Im Jahre 1978, kurz vor dem bevorstehenden 40. Jahrestages des Pogroms vom 9./10. November 1938, das im damaligen Deutschen Reich bzw. auch in Remscheid einen vorläufigen neuen Höhepunkt bei der Verfolgung der Juden darstellte, wurde offensichtlich, wie wenig bis dahin die Remscheider Stadtgeschichte während der NS-Diktatur bzw. die Themenbereiche Verfolgung und Widerstand aufgearbeitet waren bzw. Archivmaterial dazu gesammelt und gesichtet war. Der damalige Leiter des Remscheider Stadtarchivs, Dr. Walter Lorenz, wandte sich deshalb in einem Aufruf vom Juli 1978 an die Remscheider Öffentlichkeit: Dem Archiv fehlen vor allem Nachrichten über Parteien und Organisationen in der Weimarer Republik, über Widerstand und Verfolgung im Dritten Reich, über den Einmarsch der Alliierten, den Wiederaufbau, das Wiederingangkommen von Verwaltung, Versorgung, Verkehr, Industrie, Parteien, Organisationen, Vereinen und kulturellem Leben nach dem Kriege. Jeder einzelne Bürger ist hiermit angesprochen, sein Wissen, Nachrichten oder Dokumente zur Geschichte Remscheids und seiner Bürger aus den letzten 50 oder 60 Jahren dem Archiv mitzuteilen.
Auf verschiedene Beispiele für den Arbeiterwiderstand in Remscheid während des Dritten Reiches ging Karl Schabrod in seinem bereits 1969 veröffentlichten Buch Widerstand an Rhein und Ruhr 1933 - 1945 ein. Und unter anderem auf dieses Buch hatte sich Dr. Walter Lorenz bezogen, als er im November 1978 einen Beitrag Der vierte Stand in Remscheid. Neue Literatur zur Geschichte der Arbeiterschaft veröffentlichte.

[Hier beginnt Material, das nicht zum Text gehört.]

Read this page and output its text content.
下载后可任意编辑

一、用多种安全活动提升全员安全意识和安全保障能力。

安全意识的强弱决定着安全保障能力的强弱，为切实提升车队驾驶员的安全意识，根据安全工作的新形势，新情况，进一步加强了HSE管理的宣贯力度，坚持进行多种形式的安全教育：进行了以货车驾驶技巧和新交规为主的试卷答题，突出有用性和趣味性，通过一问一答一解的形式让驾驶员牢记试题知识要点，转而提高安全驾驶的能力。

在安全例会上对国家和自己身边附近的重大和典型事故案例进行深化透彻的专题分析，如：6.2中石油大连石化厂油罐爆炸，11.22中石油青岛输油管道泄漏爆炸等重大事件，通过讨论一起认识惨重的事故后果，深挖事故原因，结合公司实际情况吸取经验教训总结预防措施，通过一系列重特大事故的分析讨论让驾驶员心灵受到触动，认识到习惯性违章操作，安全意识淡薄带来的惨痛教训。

Seit dem sind zahlreiche Publikationen über unterschiedliche Aspekte des Nationalsozialismus in Remscheid erschienen, unter anderem die von der Ronsdorfer Zeitung 1983 bzw. 1986 herausgegebenen Bände Widerstand und Verfolgung in Remscheid 1933 1945, sowie das von Jochen Bilstein und Frieder Backhaus 1992 herausgegebene Buch über die Verfolgung der jüdischen Bevölkerung Remscheids und das von Michael Mahlke 1995 herausgegebene Buch Remscheid in der Zeit des Nationalsozialismus. Wichtig für die Aufarbeitung der Remscheider Stadtgeschichte der Jahre 1933 bis 1945 sind beispielsweise auch die Publikationen von Ilse Faeskorn, Olaf Wunder, Armin Schulte und Werner Lauff.Mittlerweile liegen über die meisten der Remscheider NS-Verfolgten nicht nur mehr oder weniger ausführliche biographische Skizzen vor, sondern auch bisher insgesamt 180 Stolpersteine gegen das Vergessen, die an verschiedenen Stellen in Remscheid an die zahlreichen hiesigen NS-Opfer erinnern.